Kod genetyczny miasta
Wrocławski badacz młodego pokolenia Rafał Eysymontt w swym monumentalnym dziele „Kod genetyczny miasta” napisał: „Podstawowym elementem programu funkcjonalno-estetycznego był kościół parafialny (fara), jego wieże odgrywały główną rolę w kształtowaniu sylwety miasta. Wieże obiektów sakralnych były znakiem patronatu świętych nad miastem, które miało być postrzegane jako „święte miasto” - ziemska kolonia „Niebieskiego Jeruzalem”. Powyższy cytat idealnie pasuje do wizerunku żorskiego kościowa świętych Filipa i Jakuba w przestrzeni miejskiej średniowiecznych Żor. Óq kod genetyczny kościoła został zaczerpnięty z wzorców XII i XIII-wiecznej praktyki budownictwa i planowania miast. Warto wspomnieć, że żorska fara była też obiektem badań dra Bogdana Klocha z Muzeum w Rybniku.
Najpierw był strop
Żorska świątynia wzniesiona została z cegieł o nieregularnym układzie w wątku wendyjskim i gotyckim. Nawet wysokość cegieł była różna, co jest typowe w sztuce romańskiej i później także okresu nowożytnego. W przytoczonej pracy autorek z Politechniki Wrocławskiej znajdziemy m.in. opinie z badań, które mają na celu ustalenie czasu wznoszenia poszczególnych części kościoła. Co ciekawe, przy budowie fary pojawiały się przeróbki i błędy konstrukcyjne, które naprawiano. Początkowo prawdopodobnie główna partia kościoła miała strop, a sklepienie wykonano później, bo w XV lub XVI wieku.

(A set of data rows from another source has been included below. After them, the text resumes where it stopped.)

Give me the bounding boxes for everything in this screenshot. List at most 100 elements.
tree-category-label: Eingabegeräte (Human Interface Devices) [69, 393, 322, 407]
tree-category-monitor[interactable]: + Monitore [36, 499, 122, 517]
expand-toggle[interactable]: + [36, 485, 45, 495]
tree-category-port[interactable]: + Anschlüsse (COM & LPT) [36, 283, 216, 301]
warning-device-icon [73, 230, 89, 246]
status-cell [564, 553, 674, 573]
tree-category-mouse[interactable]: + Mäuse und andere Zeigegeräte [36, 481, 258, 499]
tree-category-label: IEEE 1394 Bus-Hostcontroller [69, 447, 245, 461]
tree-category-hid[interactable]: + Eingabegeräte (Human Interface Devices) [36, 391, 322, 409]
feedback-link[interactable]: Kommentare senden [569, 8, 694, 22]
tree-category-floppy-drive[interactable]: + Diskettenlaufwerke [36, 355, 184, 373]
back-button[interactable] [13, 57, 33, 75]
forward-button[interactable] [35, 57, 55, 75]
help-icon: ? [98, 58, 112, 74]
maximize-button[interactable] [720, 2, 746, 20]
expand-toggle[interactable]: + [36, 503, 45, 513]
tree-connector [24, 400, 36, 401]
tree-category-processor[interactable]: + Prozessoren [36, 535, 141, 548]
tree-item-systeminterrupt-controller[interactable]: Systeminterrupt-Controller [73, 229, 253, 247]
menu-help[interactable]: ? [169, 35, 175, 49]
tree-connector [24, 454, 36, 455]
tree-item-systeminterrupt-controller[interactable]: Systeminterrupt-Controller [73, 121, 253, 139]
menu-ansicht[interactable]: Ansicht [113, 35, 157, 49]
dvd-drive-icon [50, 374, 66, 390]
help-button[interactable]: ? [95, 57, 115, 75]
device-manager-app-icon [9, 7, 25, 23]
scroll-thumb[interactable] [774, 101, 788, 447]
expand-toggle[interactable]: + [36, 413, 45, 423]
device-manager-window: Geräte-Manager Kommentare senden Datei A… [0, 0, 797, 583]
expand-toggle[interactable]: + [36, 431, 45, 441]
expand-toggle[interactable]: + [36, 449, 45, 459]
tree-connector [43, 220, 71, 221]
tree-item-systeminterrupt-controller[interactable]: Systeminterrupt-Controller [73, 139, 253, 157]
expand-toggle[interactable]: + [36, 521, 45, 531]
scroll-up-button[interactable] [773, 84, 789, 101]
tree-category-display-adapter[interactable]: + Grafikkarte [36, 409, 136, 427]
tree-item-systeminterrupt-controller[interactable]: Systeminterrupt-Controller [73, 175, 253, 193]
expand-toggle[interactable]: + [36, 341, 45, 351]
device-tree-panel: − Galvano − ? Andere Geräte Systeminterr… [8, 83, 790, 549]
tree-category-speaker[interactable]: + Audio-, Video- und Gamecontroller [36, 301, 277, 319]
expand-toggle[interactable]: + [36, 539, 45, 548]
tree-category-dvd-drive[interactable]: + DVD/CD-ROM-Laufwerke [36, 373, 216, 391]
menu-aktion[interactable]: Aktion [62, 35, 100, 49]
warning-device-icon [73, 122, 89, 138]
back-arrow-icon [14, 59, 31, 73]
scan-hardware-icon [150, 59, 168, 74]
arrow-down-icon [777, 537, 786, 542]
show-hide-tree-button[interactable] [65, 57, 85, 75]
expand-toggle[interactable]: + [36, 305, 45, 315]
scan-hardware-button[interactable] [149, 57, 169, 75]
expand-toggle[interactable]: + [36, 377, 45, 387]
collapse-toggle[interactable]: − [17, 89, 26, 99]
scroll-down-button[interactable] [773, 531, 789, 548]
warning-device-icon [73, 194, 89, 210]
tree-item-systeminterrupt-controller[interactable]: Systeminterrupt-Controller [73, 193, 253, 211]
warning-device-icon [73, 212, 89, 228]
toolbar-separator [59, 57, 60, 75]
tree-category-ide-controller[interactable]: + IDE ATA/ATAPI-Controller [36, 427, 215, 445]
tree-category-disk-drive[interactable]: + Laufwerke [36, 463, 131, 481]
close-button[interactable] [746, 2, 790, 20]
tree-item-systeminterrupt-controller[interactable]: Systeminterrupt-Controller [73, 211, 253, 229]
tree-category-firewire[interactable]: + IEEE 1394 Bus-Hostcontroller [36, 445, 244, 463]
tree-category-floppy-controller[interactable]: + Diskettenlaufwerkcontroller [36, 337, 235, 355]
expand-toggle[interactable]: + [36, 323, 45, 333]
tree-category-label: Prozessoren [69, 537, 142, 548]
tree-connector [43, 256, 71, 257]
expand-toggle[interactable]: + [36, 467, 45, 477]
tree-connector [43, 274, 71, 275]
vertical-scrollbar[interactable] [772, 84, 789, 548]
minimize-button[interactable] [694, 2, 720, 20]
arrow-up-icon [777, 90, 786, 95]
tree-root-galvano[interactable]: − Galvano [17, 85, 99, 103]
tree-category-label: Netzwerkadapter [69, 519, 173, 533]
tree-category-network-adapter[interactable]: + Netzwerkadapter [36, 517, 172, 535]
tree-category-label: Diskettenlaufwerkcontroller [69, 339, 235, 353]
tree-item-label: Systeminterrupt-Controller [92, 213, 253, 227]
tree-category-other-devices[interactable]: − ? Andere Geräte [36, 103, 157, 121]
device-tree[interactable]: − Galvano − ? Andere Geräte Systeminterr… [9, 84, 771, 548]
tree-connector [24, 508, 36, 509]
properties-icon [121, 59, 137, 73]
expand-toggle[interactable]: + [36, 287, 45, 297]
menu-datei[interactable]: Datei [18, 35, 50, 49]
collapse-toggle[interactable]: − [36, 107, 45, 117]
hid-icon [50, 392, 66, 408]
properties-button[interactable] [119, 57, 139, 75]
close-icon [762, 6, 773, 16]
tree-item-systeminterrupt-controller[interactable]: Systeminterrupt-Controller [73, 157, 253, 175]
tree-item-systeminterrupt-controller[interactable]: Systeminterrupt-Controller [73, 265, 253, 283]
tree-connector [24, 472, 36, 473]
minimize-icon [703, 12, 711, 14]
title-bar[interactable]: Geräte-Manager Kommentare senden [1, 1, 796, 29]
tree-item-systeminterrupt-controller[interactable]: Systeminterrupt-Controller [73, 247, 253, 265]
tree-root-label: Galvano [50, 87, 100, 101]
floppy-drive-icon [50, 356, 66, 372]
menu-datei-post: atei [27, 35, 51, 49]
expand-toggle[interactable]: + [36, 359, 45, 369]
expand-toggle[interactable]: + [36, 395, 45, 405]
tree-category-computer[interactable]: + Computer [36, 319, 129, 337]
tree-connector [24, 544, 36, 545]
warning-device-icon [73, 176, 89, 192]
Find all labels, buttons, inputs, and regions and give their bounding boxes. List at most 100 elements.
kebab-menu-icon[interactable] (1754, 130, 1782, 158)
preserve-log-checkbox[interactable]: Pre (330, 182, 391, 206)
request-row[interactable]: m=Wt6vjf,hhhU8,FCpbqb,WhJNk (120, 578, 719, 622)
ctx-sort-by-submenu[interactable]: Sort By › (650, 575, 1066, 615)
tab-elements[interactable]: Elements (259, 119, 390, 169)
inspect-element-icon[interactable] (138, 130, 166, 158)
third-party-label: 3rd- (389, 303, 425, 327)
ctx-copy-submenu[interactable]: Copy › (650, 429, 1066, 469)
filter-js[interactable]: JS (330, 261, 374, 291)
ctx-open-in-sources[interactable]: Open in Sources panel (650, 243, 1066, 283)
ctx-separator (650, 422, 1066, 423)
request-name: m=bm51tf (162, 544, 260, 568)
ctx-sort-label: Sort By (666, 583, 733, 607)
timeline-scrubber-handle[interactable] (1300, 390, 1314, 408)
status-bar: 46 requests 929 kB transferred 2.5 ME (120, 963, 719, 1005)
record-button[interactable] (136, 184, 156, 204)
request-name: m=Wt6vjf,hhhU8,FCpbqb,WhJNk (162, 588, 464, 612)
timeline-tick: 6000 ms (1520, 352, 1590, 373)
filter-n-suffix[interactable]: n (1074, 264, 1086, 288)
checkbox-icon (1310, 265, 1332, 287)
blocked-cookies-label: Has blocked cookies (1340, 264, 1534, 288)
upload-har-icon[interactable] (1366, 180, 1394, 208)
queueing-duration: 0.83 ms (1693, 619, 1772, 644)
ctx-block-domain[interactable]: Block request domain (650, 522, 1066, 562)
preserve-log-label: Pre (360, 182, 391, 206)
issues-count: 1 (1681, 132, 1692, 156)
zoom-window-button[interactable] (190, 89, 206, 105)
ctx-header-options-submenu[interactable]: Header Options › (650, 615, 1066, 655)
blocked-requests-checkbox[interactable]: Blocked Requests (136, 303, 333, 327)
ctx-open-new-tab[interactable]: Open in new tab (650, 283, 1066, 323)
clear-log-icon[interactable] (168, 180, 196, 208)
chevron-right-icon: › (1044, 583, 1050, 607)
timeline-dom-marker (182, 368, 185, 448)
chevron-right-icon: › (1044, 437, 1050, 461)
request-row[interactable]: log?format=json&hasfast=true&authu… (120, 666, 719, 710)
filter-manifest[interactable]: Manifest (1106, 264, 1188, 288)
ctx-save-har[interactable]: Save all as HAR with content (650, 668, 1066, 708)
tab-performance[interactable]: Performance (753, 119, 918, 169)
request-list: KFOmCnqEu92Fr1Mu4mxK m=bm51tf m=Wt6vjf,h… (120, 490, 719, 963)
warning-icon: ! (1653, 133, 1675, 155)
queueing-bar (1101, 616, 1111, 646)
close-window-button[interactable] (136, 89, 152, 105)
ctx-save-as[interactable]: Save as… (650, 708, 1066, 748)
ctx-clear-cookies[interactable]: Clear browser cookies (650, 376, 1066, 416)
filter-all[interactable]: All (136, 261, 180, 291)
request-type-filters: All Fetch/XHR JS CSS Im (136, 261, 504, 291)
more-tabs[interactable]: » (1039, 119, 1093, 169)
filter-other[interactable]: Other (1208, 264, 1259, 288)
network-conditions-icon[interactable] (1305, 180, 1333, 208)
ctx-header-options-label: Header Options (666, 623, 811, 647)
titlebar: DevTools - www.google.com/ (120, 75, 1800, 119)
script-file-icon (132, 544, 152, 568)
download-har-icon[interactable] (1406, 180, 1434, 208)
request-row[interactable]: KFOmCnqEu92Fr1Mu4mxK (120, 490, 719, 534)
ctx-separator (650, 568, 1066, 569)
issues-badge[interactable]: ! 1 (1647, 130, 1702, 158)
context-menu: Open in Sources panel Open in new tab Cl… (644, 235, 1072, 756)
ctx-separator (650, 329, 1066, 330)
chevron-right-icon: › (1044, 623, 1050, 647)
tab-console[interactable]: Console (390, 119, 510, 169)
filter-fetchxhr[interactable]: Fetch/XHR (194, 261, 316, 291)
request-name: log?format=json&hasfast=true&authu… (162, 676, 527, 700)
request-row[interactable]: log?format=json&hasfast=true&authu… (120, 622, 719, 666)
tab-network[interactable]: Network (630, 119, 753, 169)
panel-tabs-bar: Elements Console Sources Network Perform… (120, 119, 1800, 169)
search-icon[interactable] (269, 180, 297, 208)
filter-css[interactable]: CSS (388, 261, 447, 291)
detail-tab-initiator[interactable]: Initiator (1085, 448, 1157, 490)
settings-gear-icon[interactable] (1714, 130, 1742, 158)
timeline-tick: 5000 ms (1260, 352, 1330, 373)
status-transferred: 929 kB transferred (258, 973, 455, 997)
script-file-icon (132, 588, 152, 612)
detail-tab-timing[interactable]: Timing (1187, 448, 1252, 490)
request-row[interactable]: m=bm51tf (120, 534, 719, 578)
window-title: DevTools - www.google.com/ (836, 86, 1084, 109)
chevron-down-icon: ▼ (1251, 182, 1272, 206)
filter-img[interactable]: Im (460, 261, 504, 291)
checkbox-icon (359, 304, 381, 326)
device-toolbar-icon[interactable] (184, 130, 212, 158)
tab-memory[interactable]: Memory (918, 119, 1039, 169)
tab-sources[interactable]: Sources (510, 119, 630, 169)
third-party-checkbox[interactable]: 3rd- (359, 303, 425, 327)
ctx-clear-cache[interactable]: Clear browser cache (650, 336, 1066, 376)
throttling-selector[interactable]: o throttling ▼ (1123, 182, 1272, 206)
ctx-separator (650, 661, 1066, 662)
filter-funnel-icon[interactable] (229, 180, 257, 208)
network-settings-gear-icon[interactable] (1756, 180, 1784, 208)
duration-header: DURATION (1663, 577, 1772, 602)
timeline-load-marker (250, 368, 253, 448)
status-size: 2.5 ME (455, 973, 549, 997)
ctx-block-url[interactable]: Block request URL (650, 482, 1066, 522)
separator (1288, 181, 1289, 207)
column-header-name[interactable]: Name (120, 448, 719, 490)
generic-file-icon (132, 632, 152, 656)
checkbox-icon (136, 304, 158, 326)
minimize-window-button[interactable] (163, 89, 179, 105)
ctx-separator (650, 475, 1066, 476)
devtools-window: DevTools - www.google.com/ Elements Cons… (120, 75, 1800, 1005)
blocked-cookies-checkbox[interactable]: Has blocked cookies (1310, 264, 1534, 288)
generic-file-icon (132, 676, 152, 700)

Liczne przeróbki i naprawy
Autorzy i badacze żorskiego kościoła są zgodni co do czasu powstania prezbiterium. Datowane jest ono na XIII wiek. Nawę budowano już według technologii architektury XIV wieku. Później jednak powstało wiele zniekształceń i przeróbek, wynikających m.in. z historycznych pożarów miasta oraz znacznych zniszczeniach wywołanych bombardowaniem w 1945 roku. Cegły, ich ułożenie i detale wskazują na to, że kościół w późnym Gotyku uzyskał swój ostateczny kształt. W badaniach autorek potwierdza się hipoteza o planowanej budowie wieży północnej kościoła, która jednak nigdy nie doszła do skutku. W XIX wieku w świątyni zastosowano prace restauracyjne, które świadczą o ówczesnym złym stanie budowli.
Śląska perełka
Żorska fara znalazła się wśród 21 kościołów z terenu historycznego Śląska, prezentowanych we wspomnianej publikacji „Halowe kościoły z wieku XV i pierwszej połowy XVI na Śląsku”, co podkreśla wartość architektoniczną świątyni wraz z jej wyjątkowością, związaną ze stanem zachowania i historycznymi przeróbkami. Kościół jest odbiciem statusu miasta, zasobności mieszkańców i ich ambicji, a jednocześnie trudnych dziejów Żor. Zainteresowanie badaczy nie słabnie, a to pokazuje, że podjętą wraz z budową miasta decyzją o wzniesieniu kościoła można śmiało nazwać wizjonerstwem tamtych czasów.